Kant stresses that the moral worth of an action is not based on its effects, or on anything else publicly visible about it, but rather on why the agent performed it. Even the person who has just acted may not know what his inner maxim was. It is worth considering whether Kant's moral theory will say anything concrete about what a person should do, as opposed to how he should do things. It has often been pointed out that the same action can be performed with many different maxims.
This might be problematic. If one describes oneself as acting on the maxim of going to a particular café Sunday morning, one cannot universalize that, for there is no room in the café for everyone in the world. Many harmless actions described precisely enough can lead to such problems. Conversely, if I describe a murder in the right way, there will be no problem universalizing it, since we can all will for that one particular person to be murdered without the whole of society collapsing. So it might seem that whether or not I am allowed to perform many actions has only to do with irrelevant features of how I conceive of what I am doing.
Kant opposes his view of morality not only to those who regard the external marks of moral behavior as the most important, but also to those who stress the worth of noble and magnanimous feelings. According to Kant, not only is it unreliable to rely on a person's emotions, which can alter rapidly and without his being able to control them, but also the person who acts morally because of his altruistic feelings is still only acting to please himself, to satisfy his present mood. The truly moral person is the person who acts from a maxim of duty. It is nice and lucky for him and others if he has a kind heart, but whether he is emotionally virtuous or vicious, the important thing is that he holds to performing his duty.
Of course, the unattractive nature of the person who acts dutifully while hating it all the way is obvious, and Kant has often been attacked for this view. One area where Kant's view is especially hard to swallow is that of duty towards one's friends. While we are touched by a person visiting his friend in the hospital due to his concern for her, we feel far from enthused about the person who lacking such care comes to see his friend out of a feeling of duty.
It is true that we prefer the person who simulates a good character out of a sense of duty to someone who simply luxuriates in his viciousness, yet is this, the dutiful person, the best model for moral behavior in general? One might be more inclined to think of acting purely for duty as what the good person does on the relatively rare occasions when he cannot connect emotionally to his situation in the right way.

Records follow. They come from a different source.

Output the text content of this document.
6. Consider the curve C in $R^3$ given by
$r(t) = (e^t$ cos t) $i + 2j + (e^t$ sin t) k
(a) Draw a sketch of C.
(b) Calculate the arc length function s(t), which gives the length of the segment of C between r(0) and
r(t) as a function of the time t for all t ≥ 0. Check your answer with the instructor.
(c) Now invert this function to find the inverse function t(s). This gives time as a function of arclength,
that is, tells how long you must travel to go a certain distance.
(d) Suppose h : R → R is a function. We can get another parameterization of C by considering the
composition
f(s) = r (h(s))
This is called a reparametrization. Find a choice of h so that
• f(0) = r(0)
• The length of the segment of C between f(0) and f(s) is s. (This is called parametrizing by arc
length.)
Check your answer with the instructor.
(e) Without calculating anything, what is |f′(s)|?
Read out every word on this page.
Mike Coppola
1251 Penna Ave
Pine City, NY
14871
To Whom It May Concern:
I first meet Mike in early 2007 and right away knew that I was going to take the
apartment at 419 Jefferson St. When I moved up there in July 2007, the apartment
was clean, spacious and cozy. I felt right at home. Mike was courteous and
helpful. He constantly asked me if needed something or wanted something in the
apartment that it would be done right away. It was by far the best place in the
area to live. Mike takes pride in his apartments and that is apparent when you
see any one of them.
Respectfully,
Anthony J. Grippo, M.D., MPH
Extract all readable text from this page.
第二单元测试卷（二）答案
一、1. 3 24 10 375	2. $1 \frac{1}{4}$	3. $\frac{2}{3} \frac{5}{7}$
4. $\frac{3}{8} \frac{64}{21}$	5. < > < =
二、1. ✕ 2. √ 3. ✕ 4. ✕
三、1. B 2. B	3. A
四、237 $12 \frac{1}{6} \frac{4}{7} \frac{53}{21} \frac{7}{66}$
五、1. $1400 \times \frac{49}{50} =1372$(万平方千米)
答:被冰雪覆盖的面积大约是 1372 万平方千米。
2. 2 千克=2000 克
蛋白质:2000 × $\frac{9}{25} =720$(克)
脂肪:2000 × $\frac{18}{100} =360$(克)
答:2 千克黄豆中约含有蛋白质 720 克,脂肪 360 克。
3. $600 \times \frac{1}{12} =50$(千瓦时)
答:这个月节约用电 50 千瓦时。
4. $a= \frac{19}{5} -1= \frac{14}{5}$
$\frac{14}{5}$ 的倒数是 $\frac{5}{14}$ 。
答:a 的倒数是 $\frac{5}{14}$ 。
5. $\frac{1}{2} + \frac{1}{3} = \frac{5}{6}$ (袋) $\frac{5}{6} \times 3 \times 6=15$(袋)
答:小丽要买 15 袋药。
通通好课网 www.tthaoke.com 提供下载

In the Analytic of the Critique of Practical Reason, Kant provides us with reason to believe in one noumenal object, our freedom—when we feel the moral law on us, we feel our freedom to obey it. In the Dialectic, we are given reason to believe in two more noumenal objects, God and immortality.
The aim of the moral will is the highest good. Although this is true, because the highest good is not to be found in this world, it is confused to say that that is where we must aim. The highest good requires both our moral perfection and our well-being proportionate to our moral perfection, but we are not capable of bringing about either of those. Yet we could not in good will follow the moral law unless we believed that somehow or other the highest good would follow from it.
It is God, according to Kant, who will bring about our ultimate happiness commensurable to goodness. He will bring it about in the afterlife, which we would need to believe in anyways, since only in an eternal afterlife can flawed humans reach moral perfection.